11. En quatrième lieu, si Mme B soutient qu’il y a défaut d’examen réel et sérieux de sa situation et erreur manifeste d’appréciation dans l’application du règlement (UE) n°604/2013 du 26 juin 2013 dès lors que son époux dispose d’un titre de séjour et d’un travail en France et qu’il apparaît opportun de traiter sa demande d’asile en France, alors qu’elle vit chez son mari, il ressort des pièces du dossier que l’intéressée s’est déclarée célibataire lors de son entrée en France, que le mariage uniquement religieux dont elle se prévaut est récent, celle-ci ayant toujours vécu en Syrie, selon ses propres allégations, et n’étant entrée en France que récemment, pour avoir été identifiée en Allemagne, où elle a séjourné immédiatement avant son entrée en France, selon ses allégations, le 12 août 2024. Par ailleurs, le couple n’a pas d’enfant commun. Le moyen doit par suite être écarté.
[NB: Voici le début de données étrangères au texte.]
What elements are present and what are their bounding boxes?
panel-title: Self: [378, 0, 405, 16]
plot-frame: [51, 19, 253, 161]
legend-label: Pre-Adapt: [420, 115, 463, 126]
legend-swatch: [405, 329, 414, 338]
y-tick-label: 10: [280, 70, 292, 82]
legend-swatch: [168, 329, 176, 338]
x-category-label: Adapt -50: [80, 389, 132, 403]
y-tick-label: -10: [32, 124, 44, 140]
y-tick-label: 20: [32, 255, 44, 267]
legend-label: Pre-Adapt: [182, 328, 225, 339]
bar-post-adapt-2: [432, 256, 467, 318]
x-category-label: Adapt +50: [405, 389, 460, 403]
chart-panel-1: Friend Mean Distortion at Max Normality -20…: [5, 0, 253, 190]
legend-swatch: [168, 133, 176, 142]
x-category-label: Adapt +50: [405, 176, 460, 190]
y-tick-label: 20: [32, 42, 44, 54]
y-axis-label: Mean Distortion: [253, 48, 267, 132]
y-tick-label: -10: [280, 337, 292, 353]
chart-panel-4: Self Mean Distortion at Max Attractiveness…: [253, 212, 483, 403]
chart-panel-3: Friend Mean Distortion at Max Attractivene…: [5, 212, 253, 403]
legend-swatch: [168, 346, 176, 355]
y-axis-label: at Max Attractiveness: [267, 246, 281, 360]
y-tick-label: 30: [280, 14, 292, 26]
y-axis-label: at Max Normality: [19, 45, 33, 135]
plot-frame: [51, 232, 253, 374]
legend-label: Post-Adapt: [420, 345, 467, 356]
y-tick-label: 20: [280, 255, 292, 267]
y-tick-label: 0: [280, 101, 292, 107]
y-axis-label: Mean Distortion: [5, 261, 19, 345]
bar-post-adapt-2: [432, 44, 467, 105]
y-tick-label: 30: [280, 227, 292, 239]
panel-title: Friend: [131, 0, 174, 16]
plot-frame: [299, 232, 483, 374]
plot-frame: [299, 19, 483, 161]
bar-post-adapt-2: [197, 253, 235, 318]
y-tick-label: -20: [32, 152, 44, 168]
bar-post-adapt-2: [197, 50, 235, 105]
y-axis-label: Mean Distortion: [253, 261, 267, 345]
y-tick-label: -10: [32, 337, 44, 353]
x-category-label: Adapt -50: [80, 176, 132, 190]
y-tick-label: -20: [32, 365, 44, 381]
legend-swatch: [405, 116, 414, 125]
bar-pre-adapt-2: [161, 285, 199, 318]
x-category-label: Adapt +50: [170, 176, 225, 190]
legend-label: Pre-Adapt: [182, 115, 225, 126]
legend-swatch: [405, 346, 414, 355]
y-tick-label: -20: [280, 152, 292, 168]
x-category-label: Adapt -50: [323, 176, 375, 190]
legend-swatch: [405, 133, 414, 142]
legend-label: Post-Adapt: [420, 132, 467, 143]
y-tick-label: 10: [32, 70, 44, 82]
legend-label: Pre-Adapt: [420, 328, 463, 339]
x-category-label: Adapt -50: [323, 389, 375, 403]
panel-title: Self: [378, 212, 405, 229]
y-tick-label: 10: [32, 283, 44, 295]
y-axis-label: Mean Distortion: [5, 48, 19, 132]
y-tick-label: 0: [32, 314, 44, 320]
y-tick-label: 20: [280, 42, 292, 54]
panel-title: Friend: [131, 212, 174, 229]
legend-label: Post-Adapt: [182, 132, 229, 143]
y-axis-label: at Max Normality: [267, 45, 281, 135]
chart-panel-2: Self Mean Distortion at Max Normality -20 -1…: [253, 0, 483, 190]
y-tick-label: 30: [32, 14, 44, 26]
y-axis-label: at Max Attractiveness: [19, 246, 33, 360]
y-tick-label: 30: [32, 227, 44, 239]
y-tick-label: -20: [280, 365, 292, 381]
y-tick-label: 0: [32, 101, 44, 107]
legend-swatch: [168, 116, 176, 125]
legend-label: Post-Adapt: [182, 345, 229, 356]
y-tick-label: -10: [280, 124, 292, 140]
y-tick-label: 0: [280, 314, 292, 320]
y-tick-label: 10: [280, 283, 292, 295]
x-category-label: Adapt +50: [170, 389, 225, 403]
12. En dernier lieu, aux termes de l’article 8 de la convention européenne de sauvegarde des droits de l’homme et des libertés fondamentales : « Toute personne a droit au respect de sa vie privée et familiale, de son domicile et de sa correspondance. / Il ne peut y avoir ingérence d’une autorité publique dans l’exercice de ce droit que pour autant que cette ingérence est prévue par la loi et qu’elle constitue une mesure qui, dans une société démocratique, est nécessaire à la sécurité nationale, à la sûreté publique, au bien-être économique du pays, à la défense de l’ordre et à la prévention des infractions pénales, à la protection de la santé ou de la morale, ou à la protection des droits et libertés d’autrui ». Mme B soutient que sa vie privée est aujourd’hui en France, auprès de son mari et de l’enfant de ce dernier. Pour les mêmes raisons que celles exposées au point précédent, le moyen ne peut qu’être écarté.

En ce qui concerne l’assignation à résidence :

13. En premier lieu, il résulte de ce qui a été dit ci-dessus que la décision de transfert aux autorités allemandes n’est entachée d’aucune illégalité. Le moyen tiré de l’illégalité, constatée par voie d’exception, de cette décision, ne peut par suite qu’être écarté.

14. En second lieu, la décision portant assignation à résidence vise notamment les articles L. 751-2 à L. 751-5 du code de l’entrée et du séjour des étrangers et du droit d’asile et mentionne que Mme B a fait l’objet d’une mesure de transfert en Allemagne datée du 8 octobre 2024, qu’elle ne dispose pas des moyens lui permettant de se rendre dans cet Etat, étant dépourvu de ressources, et que l’exécution de la mesure demeure néanmoins une perspective raisonnable. Par suite, la décision précise suffisamment les considérations de droit et de fait sur lesquelles elle se fonde. Le moyen tiré de l’insuffisance de motivation doit être écarté.

15. Il résulte de tout ce qui précède que les conclusions de la requête de Mme B à fin d’annulation des arrêtés du 8 octobre 2024 portant respectivement transfert aux autorités allemandes et assignation à résidence doivent être rejetées. Doivent également être rejetées par voie de conséquence les conclusions à fin d’injonction et celles présentées au titre des articles L. 761-1 du code de justice administrative et 37 de la loi du 10 juillet 1991.

D E C I D E :

Article 1er : Il n’y a pas lieu de se prononcer sur les conclusions de la requête de Mme B tendant à l’admission à l’aide juridictionnelle provisoire.

Article 2 : La requête de Mme B est rejetée.

Article 3 : Le présent jugement sera notifié à Mme A B, à Me Si Hassen et au préfet du Doubs.

Copie sera adressée au ministre de l’intérieur et au bureau d’aide juridictionnelle près le tribunal judiciaire de Dijon.

Rendu public par mise à disposition au greffe le 07 novembre 2024.

Le magistrat désigné

P. Beaujard

La greffière,

S. Kieffer La République mande et ordonne au ministre de l’intérieur, en ce qui le concerne, ou à tous commissaires de justice à ce requis en ce qui concerne les voies de droit commun contre les parties privées, de pourvoir à l’exécution de la présente décision.